Nenhum estagiário ou advogado do CAJ recebia qualquer tipo de remuneração. Os honorários de sucumbência recebidos nos processos eram revertidos em favor da entidade, pois além da colaboração eventual dos seus membros ela não tinha qualquer fonte de sustento. As doações feitas ao CAJ por empresas da cidade quase sempre se limitavam ao material de escritório utilizado pela entidade. Em meados de 1991 um membro daquela entidade foi acusado de obter vantagem pessoal qualquer em razão de um processo acompanhado pela instituição.

O caso foi tratado com a devida seriedade. A acusação foi reduzida a termo, determinando-se a abertura de um processo administrativo. O acusado foi chamado a se defender. Todos os envolvidos (estagiários, advogados, assistidos, etc…) prestaram depoimento. Depois que o acusado apresentou suas alegações finais o processo foi julgado pela comissão processante. O acusado foi expulso da entidade.

Citei esse episódio ocorrido em Osasco há quase três décadas para ilustrar como uma instituição que presta um serviço público, seja ela privada ou pública, deveria se comportar diante de irregularidades. Vamos agora ao assunto que interessa.

O Decreto-Lei n० 75/1993 , é absolutamente cristalino http://www.planalto.gov.br/ccivil_03/leis/lcp/Lcp75.htm. Compete ao procurador federal “declarar-se suspeito ou impedido” sempre que tiver algum interesse pessoal na causa (art. 236, VI), sendo-lhe absolutamente vedado obter “a qualquer título e sob qualquer pretexto” lucro em razão de sua atuação no processo. Ele também está proibido de “exercer atividade político-partidária” (art. 237, I e V).

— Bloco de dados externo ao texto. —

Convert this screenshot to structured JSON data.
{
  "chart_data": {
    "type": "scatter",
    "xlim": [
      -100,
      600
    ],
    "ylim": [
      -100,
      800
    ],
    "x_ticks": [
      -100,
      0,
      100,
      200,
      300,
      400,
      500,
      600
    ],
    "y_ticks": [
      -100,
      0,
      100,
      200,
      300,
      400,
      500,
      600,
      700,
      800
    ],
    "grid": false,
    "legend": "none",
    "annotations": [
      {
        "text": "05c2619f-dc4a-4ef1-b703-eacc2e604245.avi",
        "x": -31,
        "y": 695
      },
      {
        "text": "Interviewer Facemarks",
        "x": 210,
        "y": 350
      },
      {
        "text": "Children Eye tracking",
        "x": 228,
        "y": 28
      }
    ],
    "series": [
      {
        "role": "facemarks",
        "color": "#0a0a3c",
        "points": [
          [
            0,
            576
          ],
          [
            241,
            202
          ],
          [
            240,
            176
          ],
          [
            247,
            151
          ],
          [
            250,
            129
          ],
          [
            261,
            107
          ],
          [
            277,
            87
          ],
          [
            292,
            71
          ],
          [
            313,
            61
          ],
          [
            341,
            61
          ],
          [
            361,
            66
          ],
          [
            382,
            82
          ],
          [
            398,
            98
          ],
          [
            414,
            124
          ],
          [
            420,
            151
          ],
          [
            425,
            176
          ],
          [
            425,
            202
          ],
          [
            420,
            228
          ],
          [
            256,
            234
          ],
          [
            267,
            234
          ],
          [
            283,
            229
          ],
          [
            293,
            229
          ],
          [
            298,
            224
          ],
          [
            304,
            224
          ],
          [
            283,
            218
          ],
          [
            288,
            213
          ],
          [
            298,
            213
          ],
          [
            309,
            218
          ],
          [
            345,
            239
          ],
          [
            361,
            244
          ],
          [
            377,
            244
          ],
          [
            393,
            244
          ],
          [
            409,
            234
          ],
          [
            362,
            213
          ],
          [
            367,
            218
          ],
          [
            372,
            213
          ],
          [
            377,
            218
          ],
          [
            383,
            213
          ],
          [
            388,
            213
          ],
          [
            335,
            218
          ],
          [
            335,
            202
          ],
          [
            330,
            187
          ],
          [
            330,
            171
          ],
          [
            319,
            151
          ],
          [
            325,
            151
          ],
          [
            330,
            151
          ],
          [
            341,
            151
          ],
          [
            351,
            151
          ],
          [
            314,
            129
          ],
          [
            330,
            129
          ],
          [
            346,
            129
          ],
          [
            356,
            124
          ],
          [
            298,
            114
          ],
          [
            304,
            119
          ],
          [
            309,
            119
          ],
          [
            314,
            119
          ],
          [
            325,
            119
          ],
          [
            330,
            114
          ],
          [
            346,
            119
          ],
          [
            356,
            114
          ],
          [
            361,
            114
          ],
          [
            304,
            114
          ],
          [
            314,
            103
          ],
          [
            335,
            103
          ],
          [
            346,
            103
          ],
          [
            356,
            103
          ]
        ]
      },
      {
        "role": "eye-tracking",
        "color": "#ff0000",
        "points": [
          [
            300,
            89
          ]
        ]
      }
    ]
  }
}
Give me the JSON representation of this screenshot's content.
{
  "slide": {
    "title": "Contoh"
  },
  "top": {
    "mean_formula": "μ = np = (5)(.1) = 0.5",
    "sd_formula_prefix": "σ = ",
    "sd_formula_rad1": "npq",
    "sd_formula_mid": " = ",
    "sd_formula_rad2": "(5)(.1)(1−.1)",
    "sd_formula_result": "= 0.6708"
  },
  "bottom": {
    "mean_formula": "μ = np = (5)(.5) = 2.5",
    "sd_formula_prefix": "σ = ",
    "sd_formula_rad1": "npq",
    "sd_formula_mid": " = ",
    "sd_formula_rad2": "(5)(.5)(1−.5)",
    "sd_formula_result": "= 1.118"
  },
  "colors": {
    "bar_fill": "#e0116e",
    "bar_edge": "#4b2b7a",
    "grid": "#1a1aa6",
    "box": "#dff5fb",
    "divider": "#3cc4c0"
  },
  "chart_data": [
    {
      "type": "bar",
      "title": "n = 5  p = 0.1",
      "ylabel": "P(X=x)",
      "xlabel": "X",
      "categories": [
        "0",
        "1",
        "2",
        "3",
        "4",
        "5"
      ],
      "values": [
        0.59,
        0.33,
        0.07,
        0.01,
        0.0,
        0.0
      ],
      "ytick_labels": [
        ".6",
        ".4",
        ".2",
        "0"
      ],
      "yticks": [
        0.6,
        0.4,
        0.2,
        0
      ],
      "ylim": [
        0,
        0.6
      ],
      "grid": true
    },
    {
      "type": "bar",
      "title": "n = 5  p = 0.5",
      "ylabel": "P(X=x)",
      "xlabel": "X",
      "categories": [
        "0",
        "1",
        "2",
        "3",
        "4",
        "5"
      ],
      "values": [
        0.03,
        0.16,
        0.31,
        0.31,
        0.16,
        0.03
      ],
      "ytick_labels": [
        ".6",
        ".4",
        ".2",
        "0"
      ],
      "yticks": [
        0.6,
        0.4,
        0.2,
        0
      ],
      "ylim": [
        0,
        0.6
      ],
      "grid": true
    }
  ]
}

Os documentos divulgados pelo The Intercept/Folha comprovam que Deltan Dellagnol não só tinha interesse pessoal na prisão de Lula (fato que o obrigava a dar-se por suspeito no processo), como se vangloriou de ter criado condições para obter lucro financeiro em razão da condenação do ex-presidente petista. O chat comprova uma suspeita que já havia sido levantada pela defesa de Lula. A representação por esse motivo foi arquivada, pois o CNMP considerou legítima a realização de palestras para fins filantrópicos https://www.conjur.com.br/2017-nov-28/cnmp-palestras-dallagnol-foram-corretas-filantropicas.

A tese suposta filantropia Deltan Dellagnol, entretanto, é destruída pelo dolo específico revelado pelo documento publicado pelo The Intercept, pois “…Dallagnol e um colega da Lava Jato discutiram a constituição de uma empresa na qual eles não apareceriam formalmente como sócios, para evitar questionamentos legais e críticas. A ideia era usar familiares.” https://theintercept.com/2019/07/14/dallagnol-lavajato-palestras/

Esse caso deveria ser desarquivado e reapreciado pelo CNMP. Afinal, as novas provas que vieram a público não só confirmam a denúncia feita contra o procurador como sugerem que ele pode ter cometido outra infração: enganar o CNMP com uma versão dos fatos que não correspondia à verdade.

Os demais procuradores envolvidos neste caso também deveriam ser investigados.Eles tinham obrigação funcional de “adotar as providências cabíveis em face das irregularidades” de que tiveram conhecimento (art. 236, VI, do referido Decreto-Lei n० 75/1993) e não reportaram às autoridades do MPF e do CNMP a conduta inadequada do colega que pretendia lucrar com a prisão de Lula.

Os procuradores federais são regiamente pagos para realizar uma atividade essencial de interesse público. A Lei que regulamenta a atividade deles não pode ser ignorada como se sua observância fosse apenas facultativa. O CNMP é um órgão estatal cuja missão é investigar e, eventualmente, punir as infrações cometidas pelos procuradores federais e promotores estaduais.

Não devemos esperar do CNMP uma seriedade pelo menos igual àquela que foi empregada pelo CAJ num caso semelhante? A conferir.